Togo : À l’épreuve de la crise
Les recettes fiscales sont moindres par rapport aux prévisions, alors que l’État peine à honorer ses engagements financiers. L’année 2018 débute dans l’inquiétude d’autant que les manifestations, lourdes de conséquences pour le Trésor public, reprennent de plus belle.
Lomé, Max-Savi Carmel
Environ 1,5 milliard de F.CFA. C’est le coût d’une journée de manifestation pour les finances publiques, selon le gouvernement togolais qui, dès le début de la crise, accuse l’opposition de « nuire gravement et sciemment à l’économie nationale ». Depuis le 19 août 2017 et les premières manifestations, toutes les tentatives de résolution de la crise ont échoué, malgré les appels au dialogue émanant aussi bien des capitales européennes que du secrétaire général de l’ONU, Antonio Guterres.
Chacune des deux parties campe sur sa position. Une situation qui ne devrait pas évoluer. Dans son discours de voeux pour 2018, Faure Gnassingbé annonce unilatéralement des élections locales et municipales pour la nouvelle année, de même qu’une importante « consultation populaire », allusion à peine voilée à un référendum dont l’opposition ne veut pas entendre parler.
Des signaux au rouge
En février 2017, l’Institut des études économiques et démographiques (IEED) prévoyait une croissance annuelle de 6,1 %. Mais face à la crise, le ministère des Finances espère que l’année écoulée se soldera « au moins » par une croissance de 5,1 %, comme 2016, tandis que le FMI et la Banque mondiale sont plus prudents.
Depuis août 2017, le pays connaît une moyenne de six manifestations mensuelles qui altèrent considérablement le climat des affaires. Ainsi, il affiche au classement Doing Business 2018 un recul de deux places (à la 156e place mondiale), en dépit des nombreuses réformes entreprises. L’Office togolais des recettes (OTR) qui regroupe les autorités fiscales et les Douanes, a revu ses prévisions à la baisse, envisageant une chute de plus du tiers de ses recettes au cours du dernier trimestre 2017.

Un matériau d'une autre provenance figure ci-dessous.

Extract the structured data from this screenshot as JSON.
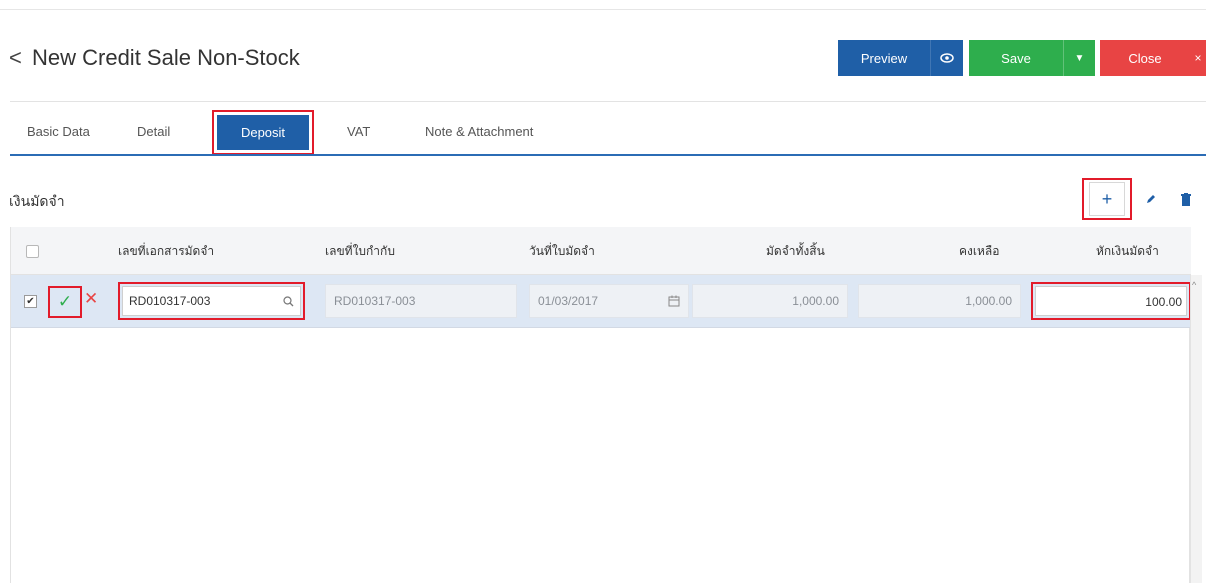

Un dialogue de sourds entre la majorité et l’opposition
Veille économique, principale organisation non gouvernementale en matière de finances publiques, n’a de cesse de dénoncer un taux d’endettement à la hausse, « passant de 75 % en 2016 à un peu plus de 80 % en 2017».
Thomas Koumou, son président, évoque même le chiffre précis de 81,9 %, sans être contredit par le gouvernement. Ainsi, le pays serait le plus endetté de l’Uemoa au sein de laquelle la limite autorisée est de 70 % du PIB. Une situation qui ne semble pas pour autant décourager le gouvernement qui a fait voter par le parlement un budget 2018 de 1 322 milliards de F.CFA (2 milliards d’euros) en hausse de 7,7 %.
Malgré la double médiation d’Alpha Condé, président en exercice de l’Union africaine, et de Nana Akufo-Addo du Ghana voisin, le dialogue est dans l’impasse. « Faure Gnassingbé s’obstine et ne veut faire aucune concession », commente Tikpi Atchadam, tête de file des manifestations, pour qui « le régime est atteint mais ne veut rien céder ».
Du côté du parti au pouvoir, on clame sa bonne foi : « Nous avons introduit en urgence un projet de loi au parlement et les députés de l’opposition ont préféré le boycotter », regrette Christophe Tchao, président du groupe parlementaire Unir, majorité présidentielle.
Un projet de loi que Jean-Pierre Fabre, le chef de file de l’opposition, qualifie de « provocation » parce qu’il permet à Faure Gnassingbé, au pouvoir depuis 2005, de briguer encore deux mandats. « Aucune modification de la loi fondamentale ne doit être personnalisée », riposte Aklesso Atcholé, secrétaire exécutif du parti au pouvoir qui voit dans le comportement de l’opposition « un acharnement contre la personne du Président».